Reluctantly, Wildwing picked up the cold food and forced some of it past his dry beak. He'd
learned to eat almost anything in the work camps. If you turned food down, there was no telling
when you'd eat again. He glanced across the glade to where his brother was sitting, hungrily
wolfing down the stale bread. Lila admonished him to eat more slowly, and with a guilty smile,
he tried not to be so eager. Wildiwng turned with a grin to Canard, intending to make a
light-hearted remark to lift his friend's spirits, but the expression on Canard's face as he
gazed off towards the city made him hesitate. He forgot all about what he had been intending
to say when something else caught his eye. He frowned and looked down at the food in front of
him, and over at Dive, and then finally brought his eyes to rest on Lila.
She was stretched out on the ground, staring up into the trees without seeing them. She sighed
and turned her head, just in time to catch Wildwing's frowning gaze. Lila gave him a questioning
look. Wildwing looked purposefully down at his food, then back up again. She understood what
he meant and shook her head, nodding towards Dive. Then she rolled over so that her back was
to him, forestalling any argument he might have made.
Wildwing sighed and swallowed another mouthful. Canard had already finished, which wasn't
surprising since Wildwing and Nosedive each had half again Canard's share. Lila had split her
food between the two ex-prisoners, forfeiting her own meal for their sakes.
Nosedive caughed, and Wildwing winced at the dry rattle in his brother's chest. Lila got to
him first, pulling a cantine of water from her pack and offering the teenager a drink. Nosedive
took it gratefully, lifting it for a long draught before handing it back to Lila. She put the
cap back on it and carried it to Wildwing.
"Thank you," he muttered as he took it. Lila nodded.

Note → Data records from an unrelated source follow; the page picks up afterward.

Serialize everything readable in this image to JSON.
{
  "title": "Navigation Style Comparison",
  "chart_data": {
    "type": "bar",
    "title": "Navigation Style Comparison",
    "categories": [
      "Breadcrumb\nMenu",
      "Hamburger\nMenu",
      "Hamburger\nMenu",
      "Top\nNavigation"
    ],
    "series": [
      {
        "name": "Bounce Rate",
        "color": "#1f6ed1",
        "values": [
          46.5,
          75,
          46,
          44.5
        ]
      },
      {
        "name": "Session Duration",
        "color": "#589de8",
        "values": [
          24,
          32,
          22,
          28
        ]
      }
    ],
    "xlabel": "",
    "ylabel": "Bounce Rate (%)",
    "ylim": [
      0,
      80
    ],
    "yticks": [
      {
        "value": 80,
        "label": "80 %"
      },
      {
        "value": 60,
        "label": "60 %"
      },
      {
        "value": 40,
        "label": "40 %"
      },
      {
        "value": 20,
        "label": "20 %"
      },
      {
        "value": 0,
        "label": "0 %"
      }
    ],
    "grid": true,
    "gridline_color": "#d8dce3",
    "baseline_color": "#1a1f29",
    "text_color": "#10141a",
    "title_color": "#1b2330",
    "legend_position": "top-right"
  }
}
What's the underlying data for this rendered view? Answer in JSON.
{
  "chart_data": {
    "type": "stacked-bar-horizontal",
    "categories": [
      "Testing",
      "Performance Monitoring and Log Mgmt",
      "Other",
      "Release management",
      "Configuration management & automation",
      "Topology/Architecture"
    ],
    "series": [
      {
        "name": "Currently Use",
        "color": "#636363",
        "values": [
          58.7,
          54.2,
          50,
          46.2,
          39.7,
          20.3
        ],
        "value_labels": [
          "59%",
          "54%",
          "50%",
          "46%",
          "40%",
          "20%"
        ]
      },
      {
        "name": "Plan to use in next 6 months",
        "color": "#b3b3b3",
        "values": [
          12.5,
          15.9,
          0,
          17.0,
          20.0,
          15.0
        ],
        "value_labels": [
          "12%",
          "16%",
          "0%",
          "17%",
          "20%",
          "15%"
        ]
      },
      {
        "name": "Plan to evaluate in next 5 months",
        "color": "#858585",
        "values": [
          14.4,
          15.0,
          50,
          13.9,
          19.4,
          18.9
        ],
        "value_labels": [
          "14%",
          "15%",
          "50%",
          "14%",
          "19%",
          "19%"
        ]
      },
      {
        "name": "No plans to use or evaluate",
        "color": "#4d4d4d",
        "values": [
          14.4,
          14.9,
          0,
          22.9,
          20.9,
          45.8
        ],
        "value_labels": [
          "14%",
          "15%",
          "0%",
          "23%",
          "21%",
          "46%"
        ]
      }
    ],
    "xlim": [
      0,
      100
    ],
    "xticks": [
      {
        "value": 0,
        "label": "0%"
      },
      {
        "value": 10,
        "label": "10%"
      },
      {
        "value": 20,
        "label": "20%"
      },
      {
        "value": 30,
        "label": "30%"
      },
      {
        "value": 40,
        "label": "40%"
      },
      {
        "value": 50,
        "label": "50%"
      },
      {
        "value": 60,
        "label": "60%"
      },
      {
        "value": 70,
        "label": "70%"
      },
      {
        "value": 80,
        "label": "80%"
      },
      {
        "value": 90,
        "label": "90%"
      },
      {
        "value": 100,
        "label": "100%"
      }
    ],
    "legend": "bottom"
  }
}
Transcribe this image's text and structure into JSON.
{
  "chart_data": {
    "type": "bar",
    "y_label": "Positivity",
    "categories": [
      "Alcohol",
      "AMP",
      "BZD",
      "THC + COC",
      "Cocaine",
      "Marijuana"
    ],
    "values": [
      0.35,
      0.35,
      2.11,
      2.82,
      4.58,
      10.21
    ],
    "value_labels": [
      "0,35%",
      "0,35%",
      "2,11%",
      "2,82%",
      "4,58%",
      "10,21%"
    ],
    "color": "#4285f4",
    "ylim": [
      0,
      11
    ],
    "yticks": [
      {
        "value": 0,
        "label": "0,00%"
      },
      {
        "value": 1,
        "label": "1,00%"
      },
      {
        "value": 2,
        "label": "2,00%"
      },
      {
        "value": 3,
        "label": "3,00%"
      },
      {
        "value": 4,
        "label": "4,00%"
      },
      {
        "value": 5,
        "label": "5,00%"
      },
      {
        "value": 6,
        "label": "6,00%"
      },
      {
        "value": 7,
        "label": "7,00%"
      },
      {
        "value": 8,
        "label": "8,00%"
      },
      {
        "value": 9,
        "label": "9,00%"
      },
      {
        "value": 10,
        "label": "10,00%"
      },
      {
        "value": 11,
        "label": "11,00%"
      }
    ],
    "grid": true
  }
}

"We should all get some sleep," she said quietly. "Canard will want to get started first thing
in the morning."
The other duck had apparently come to the same conclusion, pulling a couple of blankets out of
his own pack. He tossed one to Wildwing. "We've only got two," Canard said grimly. "We're all
going to have to get cozy tonight."
After a minimum of debate, Canard and Wildwing took the ends, with Lila and Dive in the middle,
where most of the heat would stay. Wildwing was asleep within minutes of laying down, in spite
of the hard ground beneath him. The prison bunks hadn't been much better, anyway, and
Nosedive's warm body was a reassuring presence curled against his side. Lila lay next to Dive, back to back with Canard, and the whole party slept under the branches of the evergreens whose deep roots had survived even the invasion.